Specifically, the value of Solana, Bankman-Fried’s preferred cryptocurrency, which he extensively invested in during the height of his influence, has increased dramatically in recent weeks.
The collapse of FTX dealt a serious blow to cryptocurrencies. Before the collapse at the end of the year, the exchange had over 65 million’sols’ valued about $2 billion; after the crash, the same coins were only worth $650 million.
However, since the beginning of September, Solana’s value has more than doubled, rising from a low of $17.60 to a recent high of $39.49, CoinDesk reports. This is due to the fact that the bankruptcy estate’s total value has increased by about $1 billion in the last two weeks.
Due to the somewhat comparable trend observed in a number of other significant assets, FTX’s cryptocurrency holdings alone have increased in value from $1.7 billion on August 31 to $2.6 billion as of right now.
Recovery attempts have also benefited by FTX investments in other profitable businesses. For example, $500 million was invested in the AI startup Anthropic, which is currently valued between $3 billion and $4.5 billion, according to The Information.
In addition to the stock appreciation, additional assets that were previously unknown to be owned by FTX have reportedly come to light during the bankruptcy examination.
In addition, the bankrupt corporation still owns the famed Bahamas penthouse where Bankman-Fried and his inner circle led the company into bankruptcy, together with almost $900 million in financial assets housed in brokerage accounts.
According to reports, FTX owns the penthouse and the nearby condos, which are valued at $199 million.
Still, the IRS’s own actions could undermine the encouraging numbers about Bankman-Fried’s money return.

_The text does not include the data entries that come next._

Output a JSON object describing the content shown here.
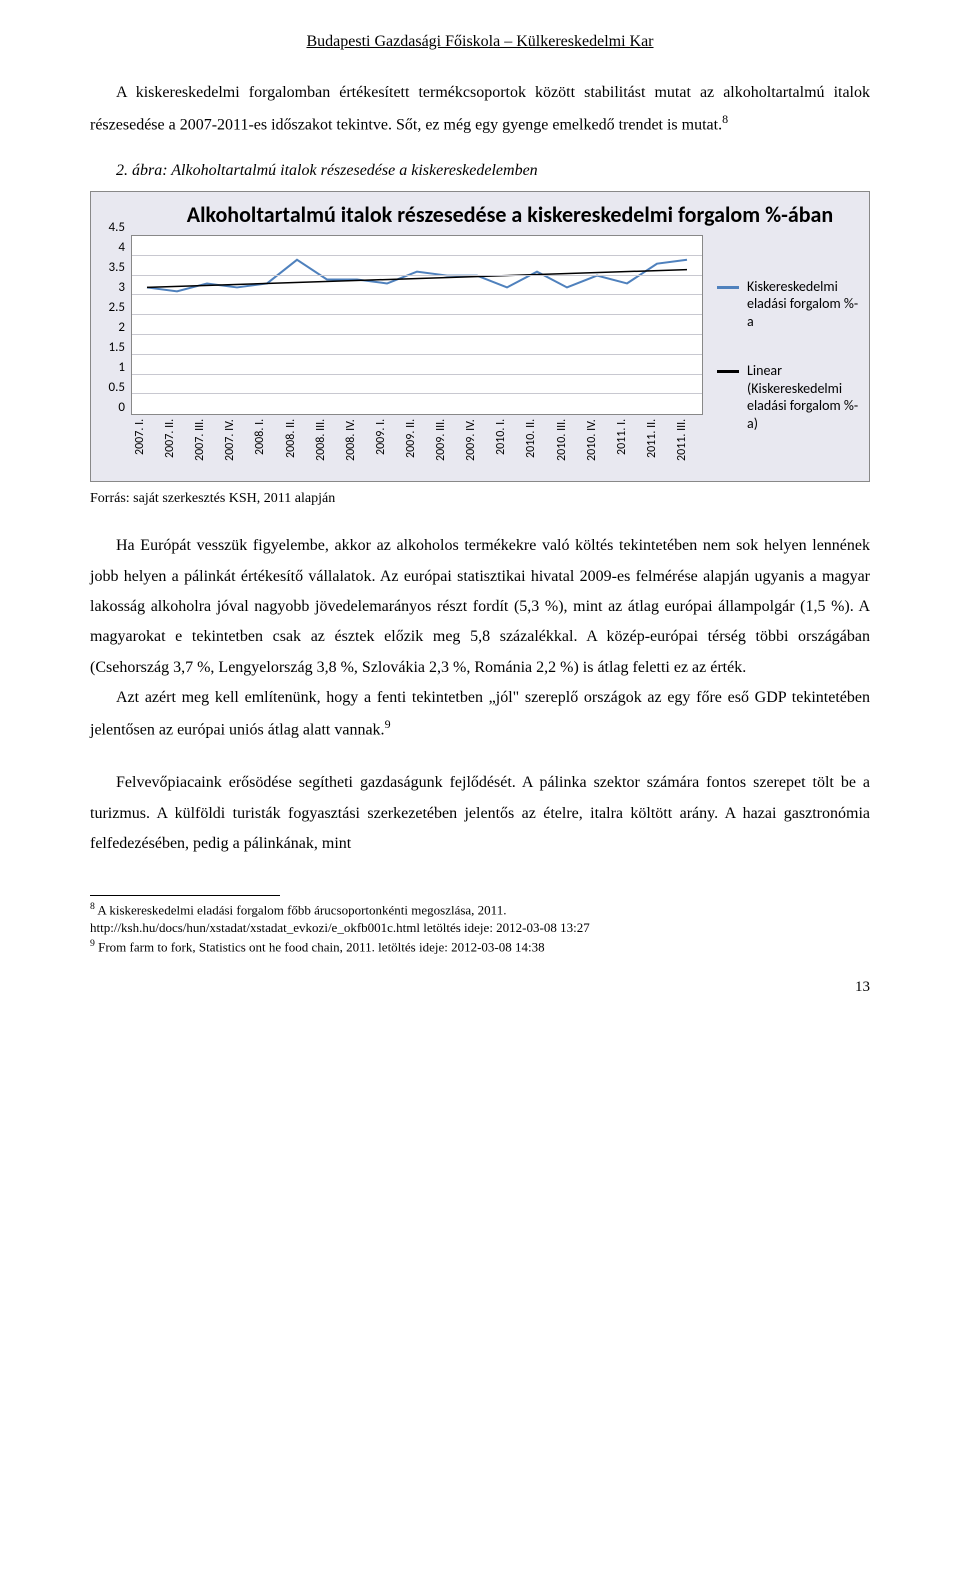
{
  "header": "Budapesti Gazdasági Főiskola – Külkereskedelmi Kar",
  "para1": "A kiskereskedelmi forgalomban értékesített termékcsoportok között stabilitást mutat az alkoholtartalmú italok részesedése a 2007-2011-es időszakot tekintve. Sőt, ez még egy gyenge emelkedő trendet is mutat.",
  "sup1": "8",
  "chart_caption": "2. ábra: Alkoholtartalmú italok részesedése a kiskereskedelemben",
  "chart": {
    "type": "line",
    "title": "Alkoholtartalmú italok részesedése a kiskereskedelmi forgalom %-ában",
    "y_ticks": [
      "0",
      "0.5",
      "1",
      "1.5",
      "2",
      "2.5",
      "3",
      "3.5",
      "4",
      "4.5"
    ],
    "ylim": [
      0,
      4.5
    ],
    "x_labels": [
      "2007. I.",
      "2007. II.",
      "2007. III.",
      "2007. IV.",
      "2008. I.",
      "2008. II.",
      "2008. III.",
      "2008. IV.",
      "2009. I.",
      "2009. II.",
      "2009. III.",
      "2009. IV.",
      "2010. I.",
      "2010. II.",
      "2010. III.",
      "2010. IV.",
      "2011. I.",
      "2011. II.",
      "2011. III."
    ],
    "values": [
      3.2,
      3.1,
      3.3,
      3.2,
      3.3,
      3.9,
      3.4,
      3.4,
      3.3,
      3.6,
      3.5,
      3.5,
      3.2,
      3.6,
      3.2,
      3.5,
      3.3,
      3.8,
      3.9
    ],
    "trend_start": 3.2,
    "trend_end": 3.65,
    "series_color": "#4f81bd",
    "trend_color": "#000000",
    "background_color": "#ffffff",
    "panel_background": "#e8e8f0",
    "grid_color": "#c8c8d0",
    "title_fontsize": 22,
    "label_fontsize": 13,
    "line_width": 2,
    "legend": {
      "series": "Kiskereskedelmi eladási forgalom %-a",
      "trend": "Linear (Kiskereskedelmi eladási forgalom %-a)"
    }
  },
  "source": "Forrás: saját szerkesztés KSH, 2011 alapján",
  "para2": "Ha Európát vesszük figyelembe, akkor az alkoholos termékekre való költés tekintetében nem sok helyen lennének jobb helyen a pálinkát értékesítő vállalatok. Az európai statisztikai hivatal 2009-es felmérése alapján ugyanis a magyar lakosság alkoholra jóval nagyobb jövedelemarányos részt fordít (5,3 %), mint az átlag európai állampolgár (1,5 %). A magyarokat e tekintetben csak az észtek előzik meg 5,8 százalékkal. A közép-európai térség többi országában (Csehország 3,7 %, Lengyelország 3,8 %, Szlovákia 2,3 %, Románia 2,2 %) is átlag feletti ez az érték.",
  "para3": "Azt azért meg kell említenünk, hogy a fenti tekintetben „jól\" szereplő országok az egy főre eső GDP tekintetében jelentősen az európai uniós átlag alatt vannak.",
  "sup2": "9",
  "para4": "Felvevőpiacaink erősödése segítheti gazdaságunk fejlődését. A pálinka szektor számára fontos szerepet tölt be a turizmus. A külföldi turisták fogyasztási szerkezetében jelentős az ételre, italra költött arány. A hazai gasztronómia felfedezésében, pedig a pálinkának, mint",
  "footnote1_a": " A kiskereskedelmi eladási forgalom főbb árucsoportonkénti megoszlása, 2011.",
  "footnote1_b": "http://ksh.hu/docs/hun/xstadat/xstadat_evkozi/e_okfb001c.html  letöltés ideje: 2012-03-08 13:27",
  "footnote2": " From farm to fork, Statistics ont he food chain, 2011.  letöltés ideje: 2012-03-08 14:38",
  "fn_sup1": "8",
  "fn_sup2": "9",
  "page_number": "13"
}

The United States government has brought 45 lawsuits against FTX and its affiliates, claiming the corporation is still owed $44 billion.
The IRS may utilize its power to take precedence, according to Zach Rosenberg, an attorney and principal at Rosehill Legal, a firm focusing on cryptocurrency, who told Forbes that the federal agency might also have first claim on the money.

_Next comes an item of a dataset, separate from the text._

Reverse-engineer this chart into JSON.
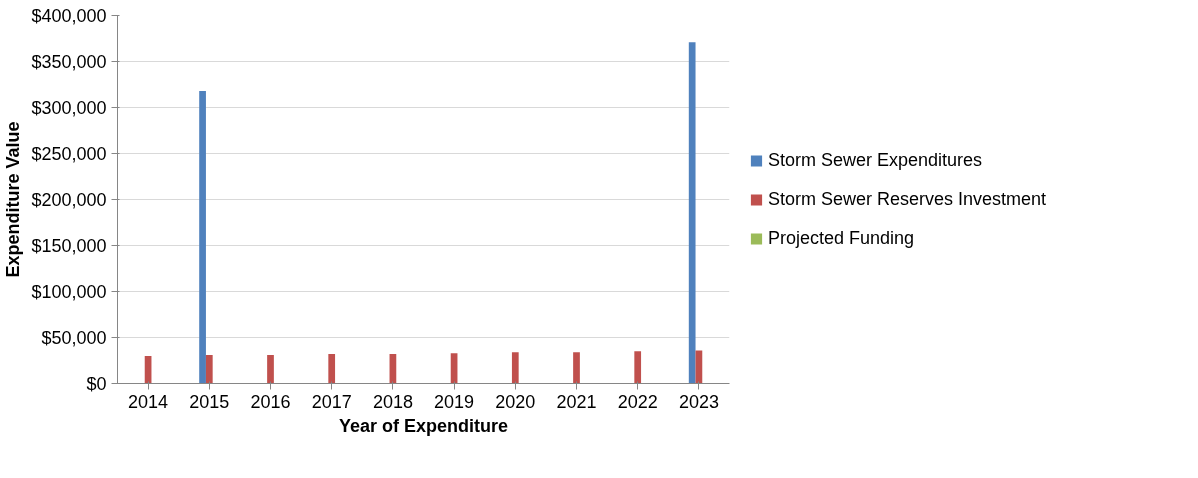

“Because the IRS’s claim is administrative, it would take precedence over unsecured claims by default,” he stated.
However, since they never gave up legal rights to the assets they placed on FTX, it is unclear if the majority of clients have property interests or unsecured claims, which is the focus of a case brought against the estate.
He did, however, note that the IRS’s $44 billion estimate might be greatly overstated.
“According to the information at hand, it seems the IRS assessed the estate for jeopardy and assessed as much as it could at every level of the organization,” he said.
“That $44 billion figure almost certainly contains a significant amount of duplication.”